There's a guy about 15 miles away from me that cut some Cherry logs for me a couple years ago. What a great machine to have. Too expensive for everyone to have though, but they sure make nice slabs!


----------



## thewishman (Aug 27, 2012)

Now I understand why they call it a Wood Mizer - 1mm blade doesn't chew up much wood. Thanks for sharing the purty pictures.


----------



## robutacion (Aug 27, 2012)

ericofpendom said:


> Have a look at this site if you want to see some wood porn.  I came across this site a few years ago and I check it out now and then to see if he has anything new.  There are some fabulous slabs here.
> 
> Eric...



Eric,

And that web site is...???????

Cheers
George


----------



## Tom T (Aug 27, 2012)

Nice stuff, thank you for sharing.


----------



## SDB777 (Aug 28, 2012)

ericofpendom said:


> Have a look at this site if you want to see some wood porn. I came across this site a few years ago and I check it out now and then to see if he has anything new. There are some fabulous slabs here.
> 
> Eric...


 
I haven't cut many slabs for the website lately, they just don't sell...thinking that the price is too low on them and folks run thinking something is wrong with them. And those that are interested get killed by shipping(why I've gone for local pick-up). I'll try to get a few pieces back int the 'slabs' area of the website, just so folks can see something.




76winger said:


> There's a guy about 15 miles away from me that cut some Cherry logs for me a couple years ago. What a great machine to have. Too expensive for everyone to have though, but they sure make nice slabs!


 
The LT-10 is the base modeled bandsaw mill, with the engine upgrade(when I purchased it) it was only $3350! I know people with lathes that cost more! Got some Cherry that is next in line for the mill, and some more Sweet/Redgum, and then my gaint Hickory logs that have been spalting up pretty good on the ends and around the outsides!
You might think about asking to go through his scrap pile(we all have one by the mill), might find something that was on the way to the burn-barrel?




robutacion said:


> ericofpendom said:
> 
> 
> > Have a look at this site if you want to see some wood porn. I came across this site a few years ago and I check it out now and then to see if he has anything new. There are some fabulous slabs here.
> ...


 
Signature line below....





Tom T said:


> Nice stuff, thank you for sharing.


 
Thanks! Never knew this many people would respond to something like this, but I thought I'd show a few where those pen blanks actually come from. I'll try to put more photo's up as I go(sometime forget to take a camera with me while I'm playing in the backyard). Of course, if your close enough, ya can always come over and watch/help.
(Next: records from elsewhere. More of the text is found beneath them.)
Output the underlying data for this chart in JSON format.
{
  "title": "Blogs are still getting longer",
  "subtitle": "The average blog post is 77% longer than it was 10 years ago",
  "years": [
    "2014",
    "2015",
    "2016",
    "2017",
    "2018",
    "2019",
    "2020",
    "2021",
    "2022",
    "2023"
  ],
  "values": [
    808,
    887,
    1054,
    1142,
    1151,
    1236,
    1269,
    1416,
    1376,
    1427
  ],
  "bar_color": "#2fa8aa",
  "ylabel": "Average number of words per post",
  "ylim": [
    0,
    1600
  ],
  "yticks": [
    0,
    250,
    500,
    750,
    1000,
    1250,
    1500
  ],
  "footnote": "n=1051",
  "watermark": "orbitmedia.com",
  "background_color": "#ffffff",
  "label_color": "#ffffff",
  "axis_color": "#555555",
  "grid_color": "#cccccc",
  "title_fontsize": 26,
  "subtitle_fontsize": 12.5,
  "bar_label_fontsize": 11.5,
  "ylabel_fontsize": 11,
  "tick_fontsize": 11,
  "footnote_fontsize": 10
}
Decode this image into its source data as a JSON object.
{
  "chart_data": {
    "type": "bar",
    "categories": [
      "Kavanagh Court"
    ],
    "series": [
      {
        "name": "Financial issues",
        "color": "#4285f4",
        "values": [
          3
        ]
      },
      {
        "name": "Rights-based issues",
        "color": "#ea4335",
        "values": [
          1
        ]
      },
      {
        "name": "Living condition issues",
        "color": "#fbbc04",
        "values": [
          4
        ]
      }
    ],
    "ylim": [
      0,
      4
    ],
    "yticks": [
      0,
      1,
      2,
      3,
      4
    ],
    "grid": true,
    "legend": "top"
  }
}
I typically pay for help with some wood to take home





Scott (just call first) B


----------



## greggas (Aug 28, 2012)

"You are the tractor".... Ouch...man do I know that feeling...I recently decided to retire " as the tractor".  Thanks for sharing...which you lived closer...I have some monster burls I need to slab


----------



## keithkarl2007 (Aug 28, 2012)

Sweet setup. Man I wish I had one of those. There is a huge bog oak log near us, I mean huge that would be well worth slabbing along with some bog yew logs. Dang, dang, dang. I bet they are expensive.


----------